2011年12月6日火曜日

手向山の赤枝垂れ


 12月に入り夜にはクリスマスの電飾がこのあたりの住宅街でも最近は飾り立てられ、それが年毎にどこのお宅もバージョンアップして確実に派手になって行くのをみると微笑ましくなります。
平和な庶民の楽しみと思えば寒い冬空も暖かくなってきます。チカチカキラキラと光る輝きは、宗教に関係なく癒しの効果もあると思います。

 そして12月には紅葉を終えた木の葉がどっさりと小さい葉から大きな葉まで全部落ちて家のガレージの中では落ち葉が見る見るガレージや庭を埋め尽くし、庭掃きが一仕事となります。
ふと見上げると塀の上から枝垂れた紅葉が赤く色付いています。紅葉はまだ散っておらず今が最も綺麗です。都会のモミジは12月の初旬が結構見頃で、東京も京都も今頃が良い季節でしょう。いつか行った京都での12月の初旬の紅葉狩りは素晴らしかった記憶があります。

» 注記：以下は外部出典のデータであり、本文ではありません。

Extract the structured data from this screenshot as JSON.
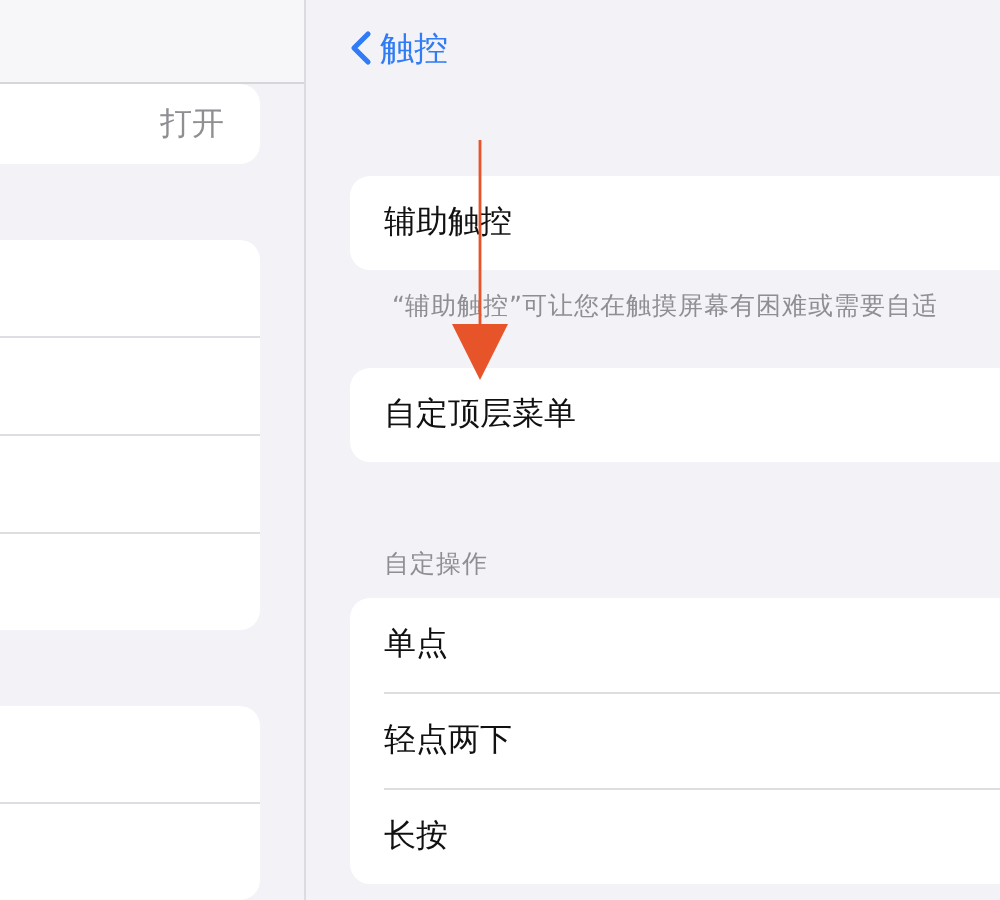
{
  "sidebar": {
    "top_row_value": "打开"
  },
  "nav": {
    "back": "触控"
  },
  "main_item": {
    "label": "辅助触控",
    "footer": "“辅助触控”可让您在触摸屏幕有困难或需要自适"
  },
  "menu_item": {
    "label": "自定顶层菜单"
  },
  "custom_actions": {
    "header": "自定操作",
    "items": [
      {
        "label": "单点"
      },
      {
        "label": "轻点两下"
      },
      {
        "label": "长按"
      }
    ]
  }
}
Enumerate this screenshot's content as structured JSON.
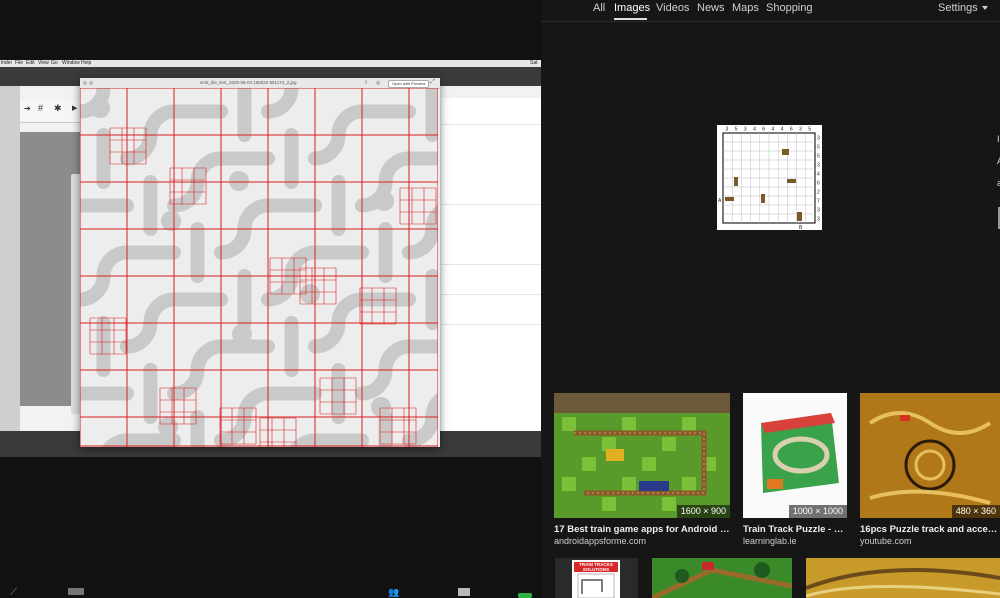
{
  "mac": {
    "menu": [
      "inder",
      "File",
      "Edit",
      "View",
      "Go",
      "Window",
      "Help"
    ],
    "clock": "Sat",
    "preview_title": "snirt_tile_test_2020-06-04 165022 891174_2.jpg",
    "open_with_preview": "Open with Preview"
  },
  "search": {
    "tabs": [
      "All",
      "Images",
      "Videos",
      "News",
      "Maps",
      "Shopping"
    ],
    "active_tab": "Images",
    "settings_label": "Settings",
    "preview": {
      "top_numbers": [
        "3",
        "5",
        "3",
        "4",
        "6",
        "4",
        "4",
        "6",
        "3",
        "5"
      ],
      "right_numbers": [
        "3",
        "5",
        "5",
        "3",
        "4",
        "6",
        "2",
        "7",
        "3",
        "3"
      ],
      "label_a": "A",
      "label_b": "B"
    },
    "side_letters": [
      "I",
      "A",
      "a",
      "1"
    ],
    "results": [
      {
        "dims": "1600 × 900",
        "title": "17 Best train game apps for Android | An...",
        "source": "androidappsforme.com"
      },
      {
        "dims": "1000 × 1000",
        "title": "Train Track Puzzle - Th...",
        "source": "learninglab.ie"
      },
      {
        "dims": "480 × 360",
        "title": "16pcs Puzzle track and accessori...",
        "source": "youtube.com"
      }
    ],
    "row2": [
      {
        "label": "TRAIN TRACKS SOLUTIONS"
      }
    ]
  },
  "colors": {
    "accent_green": "#2fb344",
    "grid_red": "#d81e1e"
  }
}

 私は工房にある赤枝垂れ、別名を手向山というこの品種の紅葉が好きで1年中楽しんでいます。この紅葉はヤマモミジ科で葉の形が細く切り込みが入っていて複雑で優雅な形です。枝垂れた姿は春には新芽が赤くなり見事ですし、夏には緑、そして段々紫っぽくなり初冬には赤く色付くので一年を通して楽しめます。
百人1首にも詠まれていますから古代から日本にあった日本のモミジなのでしょう。
菅原朝臣が詠んだ有名な歌で誰もが1度は声に出して詠んだ事がありましょう。
 「この度は幣もとりあえず手向山紅葉の錦神のまにまに」と歌われたこの歌はリズムも良くすぐに覚える事が出来て私も大好きでした。
 子供の時に一生懸命に百人一首大会の為に覚えた歌はいくつになっても思い出せるものです。特に紅葉の錦神のまにまにと詠まれた結句が好きでしたが大人になってからここの意味が分かったのです。
 この歌から真っ赤に燃えた山の紅葉がイメージして来るからでしょうか。手向山がどんな意味を持った山だったのか分かれば「神のまにまに」と終わることが理解出来ます。
 その事から山紅葉を手向山とも呼んだことことになったのは後世の人のネーミングと推察されますがどうでしょう。
 手向山とは奈良にあり、作者は吉野の山を見て詠まれたのでしょうか。手向山には道路と坂を守る神が奉られているので、それ故、色々な地方に手向山があるようです。
優雅な日本の晩秋から初冬にかけての景色は今も昔も変わらず続いているようです。
山のアトリエに植えたイロハ楓と東京の工房の塀に枝垂れる手向山という名を持つ優雅な紅葉とは対照的でどちらもそれぞれに楽しんでいてどちらも私にとっては工房のシンボルになっていて季節の移り変わりを教えてくれる大事な樹木であります。

 この赤枝垂れがちりちりに乾いて葉が全部落ちてしまうと、いよいよ冬将軍がやって来るのです。全ての落葉樹は裸木となります。
昼間には手向山と呼ばれる紅葉を眺め、夜には電飾、と楽しませてもらっている12月の初旬を楽しんでいる日々であります。